İbnu Hacer, aynı mevzuya, başka âlimlerden nakillerle açıklık getirmeye devam eder. Kirmânî der ki: “Karınca mükellef değildir; öyleyse âyet-i kerîme mûcibince kısas misliyle olması gerekirken: جَزَاءُُ سَيِِّئَةٍ سَيِّئَةٌ مِثْلُهَا “Bir kötülüğün karşılığı aynı şekilde bir kötülüktür” (Şûrâ 40). Hadiste nasıl olur da tek bir karıncanın yakılmasının câiz olacağına işâret edilir ” Sonra bu soruya, “O peygamber nezdinde yakmanın câiz olma” ihtimaliyle cevap verir.
Arkadan der ki: “Bu sözümüz şöyle bir mülâhaza ile reddedilebilir: “Yakmak câiz olsaydı, bu peygamber yaktığı için zemmedilmezdi.” Buna cevaben deriz ki: “Kadri yüce olanlar, evlâ olanı terkedip câiz olanı yaptıkları için bazan zemmedilirler.” İbnu Hacer, burada peygamber hakkında zemm kelimesini kullanmanın uygun düşmediğini, itâb denmesi gerektiğini belirttikten sonra Kirmânî´nin evlâ olan´la neyi kastetmiş olabileceğini belirtme sadedinde Kurtubî´nin mülahazasını kaydeder: “Bu hadisin zahirinden çıkan mâna şudur: “Allah zikri geçen peygamberi, kendisine ezâ eden bir karınca sebebiyle onun mensup olduğu bütün karınca ailesini helâk ederek nefsinin intikamını aldığı için itâb etmiştir. Halbuki ona evlâ olanı, sabretmek ve müsâmaha göstermek idi. Sanki ona şu husus vâki olmuştur: “Bu karınca nevi insanoğlu için ezâ vericidir, insanın hurmeti, karıncanın hurmetinden büyüktür.” Bu nokta-i nazar yalnız kalsa ve bazı itirazlardan sâlim olmasa da itâb edilemez.” Kurtubî, mütâlaasını şöyle noktalar: “Söylediğimiz hususu te´yîd eden bir husûs, peygamberlerin ismet (günahtan korunmuş olmaları) prensibidir. Onların fiillerini değerlendirirken bu prensibe temessük etmek, bunu esas almak gerekir. Unutmayalım ki, onlar Allah´ı ve Allah´ın ahkâmını bilmede ve Allah´tan korkmada bütün insanlardan daha ileridirler.”

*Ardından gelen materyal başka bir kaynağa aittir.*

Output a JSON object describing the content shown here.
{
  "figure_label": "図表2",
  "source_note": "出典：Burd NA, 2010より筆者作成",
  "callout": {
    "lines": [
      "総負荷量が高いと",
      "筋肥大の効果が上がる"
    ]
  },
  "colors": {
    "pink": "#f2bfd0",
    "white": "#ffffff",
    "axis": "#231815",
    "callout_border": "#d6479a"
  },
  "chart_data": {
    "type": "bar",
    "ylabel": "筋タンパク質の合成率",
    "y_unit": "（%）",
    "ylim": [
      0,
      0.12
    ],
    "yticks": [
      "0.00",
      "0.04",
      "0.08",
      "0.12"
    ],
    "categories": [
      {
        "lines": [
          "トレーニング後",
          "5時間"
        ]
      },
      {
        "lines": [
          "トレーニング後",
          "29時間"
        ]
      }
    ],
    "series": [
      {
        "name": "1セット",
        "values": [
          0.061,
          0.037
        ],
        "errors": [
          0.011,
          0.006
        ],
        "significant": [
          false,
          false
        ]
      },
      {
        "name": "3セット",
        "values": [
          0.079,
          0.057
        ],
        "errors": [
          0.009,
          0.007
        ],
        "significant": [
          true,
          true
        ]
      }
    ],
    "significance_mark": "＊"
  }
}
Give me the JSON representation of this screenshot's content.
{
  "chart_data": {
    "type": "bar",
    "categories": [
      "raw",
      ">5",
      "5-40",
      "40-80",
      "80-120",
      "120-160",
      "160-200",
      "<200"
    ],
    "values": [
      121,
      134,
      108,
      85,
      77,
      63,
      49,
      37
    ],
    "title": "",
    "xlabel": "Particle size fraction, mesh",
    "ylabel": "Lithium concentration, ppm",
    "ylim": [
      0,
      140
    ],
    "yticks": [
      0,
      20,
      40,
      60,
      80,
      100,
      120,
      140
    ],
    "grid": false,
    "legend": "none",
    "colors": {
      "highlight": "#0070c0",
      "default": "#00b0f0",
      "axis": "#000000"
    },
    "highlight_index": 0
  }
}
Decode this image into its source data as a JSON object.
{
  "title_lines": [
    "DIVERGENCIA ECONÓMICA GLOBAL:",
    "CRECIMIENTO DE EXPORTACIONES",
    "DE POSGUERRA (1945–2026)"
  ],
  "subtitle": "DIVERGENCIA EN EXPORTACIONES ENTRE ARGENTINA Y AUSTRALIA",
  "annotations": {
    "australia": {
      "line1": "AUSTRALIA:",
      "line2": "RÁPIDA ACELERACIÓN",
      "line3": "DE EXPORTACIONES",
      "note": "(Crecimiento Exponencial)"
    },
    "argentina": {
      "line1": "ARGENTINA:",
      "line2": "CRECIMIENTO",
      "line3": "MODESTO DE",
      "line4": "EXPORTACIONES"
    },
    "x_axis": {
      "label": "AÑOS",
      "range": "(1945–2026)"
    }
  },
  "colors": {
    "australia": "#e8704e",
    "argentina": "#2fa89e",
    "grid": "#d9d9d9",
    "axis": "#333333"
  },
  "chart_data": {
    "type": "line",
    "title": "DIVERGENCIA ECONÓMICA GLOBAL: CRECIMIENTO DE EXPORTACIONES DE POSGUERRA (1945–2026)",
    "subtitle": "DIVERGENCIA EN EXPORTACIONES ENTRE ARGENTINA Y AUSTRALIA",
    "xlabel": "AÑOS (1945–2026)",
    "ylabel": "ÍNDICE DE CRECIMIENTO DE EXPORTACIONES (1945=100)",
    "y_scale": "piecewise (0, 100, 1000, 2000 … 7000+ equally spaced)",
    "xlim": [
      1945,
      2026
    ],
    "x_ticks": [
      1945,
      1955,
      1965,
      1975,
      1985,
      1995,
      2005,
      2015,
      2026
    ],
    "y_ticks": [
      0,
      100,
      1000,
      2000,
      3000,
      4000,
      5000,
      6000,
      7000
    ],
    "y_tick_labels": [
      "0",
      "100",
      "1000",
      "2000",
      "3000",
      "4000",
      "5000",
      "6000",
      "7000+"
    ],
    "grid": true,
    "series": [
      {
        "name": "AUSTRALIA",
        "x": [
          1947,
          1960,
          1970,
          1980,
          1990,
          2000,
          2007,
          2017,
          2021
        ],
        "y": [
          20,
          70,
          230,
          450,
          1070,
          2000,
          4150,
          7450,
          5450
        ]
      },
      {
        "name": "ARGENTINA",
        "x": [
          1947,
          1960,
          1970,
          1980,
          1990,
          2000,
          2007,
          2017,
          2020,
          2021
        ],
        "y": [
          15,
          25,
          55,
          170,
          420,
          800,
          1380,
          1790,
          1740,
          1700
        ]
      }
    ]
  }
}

4- Ulemadan bir kısmı hadisin son cümlesine dayanarak hayvanların tesbihi meselesini değerlendirmiş ve: وَإنْ مِنْ شَىْءٍ اَِّ يُسَبِِّحُ بِحَمْدِهِ “Yedi semâ, yer ve bunlarda bulunanlar O´nu tesbih ederler, O´nu hamd ile tesbih etmeyen hiçbir şey yoktur, fakat siz onların tesbihlerini anlayamazsınız…” (İsrâ 44) âyetinde ifâde edilen tesbihi, hakikaten yaptıklarını söylemiştir.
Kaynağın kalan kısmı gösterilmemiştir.